Compared with previous work (MetaNet, MetaFuse) on metadata fusion, our method has made two improvements. First, we used a multi-head self-attention module which calculates the feature correlation matrix to assign attention weights to different features within the same modality, removing irrelevant information in each modality. Second, unlike previous works where the attention is one-way (metadata feature ≥ image feature), our attention mechanism works two-way. Metadata features are used to guide the attention on image features and vice versa, image features are also used to guide the attention on metadata features. This has enabled our model to better exploit the information in each modality and outperform the other methods, as demonstrated in our experiments.

Many previous studies applying artificial intelligence to skin disease diagnosis focused on dermoscopy images only. However, dermoscope is not always accessible to many people in rural area or in underdeveloped country. In contrast, smartphone is a more accessible tool to many patients. Moreover, many patients tend to seek advices online instead of scheduling a visit to the clinic at the early stage of skin disease, which can delay their treatment and result in poor prognosis. The model developed in the current study can be integrated into a smartphone-based automatic screening app, which can help to identify high risk lesion and urge the patient for immediate treatment.
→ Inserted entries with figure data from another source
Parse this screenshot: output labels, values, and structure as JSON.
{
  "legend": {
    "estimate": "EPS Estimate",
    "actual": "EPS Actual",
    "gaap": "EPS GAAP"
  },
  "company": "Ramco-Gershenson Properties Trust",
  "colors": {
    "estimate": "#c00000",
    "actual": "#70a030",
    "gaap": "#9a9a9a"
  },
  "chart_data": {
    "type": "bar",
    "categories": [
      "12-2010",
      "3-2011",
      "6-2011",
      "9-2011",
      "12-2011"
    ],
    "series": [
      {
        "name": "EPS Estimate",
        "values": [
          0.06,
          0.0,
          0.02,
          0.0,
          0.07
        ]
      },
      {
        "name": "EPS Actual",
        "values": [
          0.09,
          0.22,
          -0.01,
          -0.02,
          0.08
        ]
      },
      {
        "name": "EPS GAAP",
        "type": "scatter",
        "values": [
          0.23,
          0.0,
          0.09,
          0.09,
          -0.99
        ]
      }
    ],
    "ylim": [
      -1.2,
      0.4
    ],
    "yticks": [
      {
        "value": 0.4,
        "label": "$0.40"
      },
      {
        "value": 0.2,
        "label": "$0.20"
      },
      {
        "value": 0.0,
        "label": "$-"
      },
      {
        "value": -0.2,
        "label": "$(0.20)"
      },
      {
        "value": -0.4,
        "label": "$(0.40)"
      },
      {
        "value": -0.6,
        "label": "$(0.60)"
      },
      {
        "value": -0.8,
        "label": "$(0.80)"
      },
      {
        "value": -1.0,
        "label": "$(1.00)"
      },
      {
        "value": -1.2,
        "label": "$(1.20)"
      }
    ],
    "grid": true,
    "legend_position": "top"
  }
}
In real world clinical settings, dermatologists seldom make decision solely based on images. They usually make their judgement based on patient demographics (age, gender) and lesion characteristics (anatomical region) (18) which cannot be simply obtained from images. They also consider other risk factors such as cancer history, exposure to chemical and types of skin (19). Including meta information and multiple sources of data has been proved to be helpful for deep learning model in some previous studies (20, 21). In this study, we incorporated meta information into neural network and have showed that it can significantly improve the skin lesion diagnostic performance. Such information can be easily obtained in the form of online questionnaire which costs only a few clicks on the app from the user.

Though we have developed a promising model for skin lesion diagnosis, there are several limitations in our study. The number of included skin lesion types is relatively few compared to real world scenario. This can be improved by collecting data from more diseases in the future. External validation using data collected from different sites is needed before the model is put into clinical practice.

Conclusion

We have developed a deep learning model to diagnose skin lesion using clinical images and meta information obtained from smartphones. A new module consisting of intra-modality self-attention and inter-modality cross-attention is proposed to better fuse image data and metadata and is shown to outperformed other state-of-the-art methods. Our proposed model could be integrated into smartphone as a potential and handy tool to screen for skin disease and skin cancer.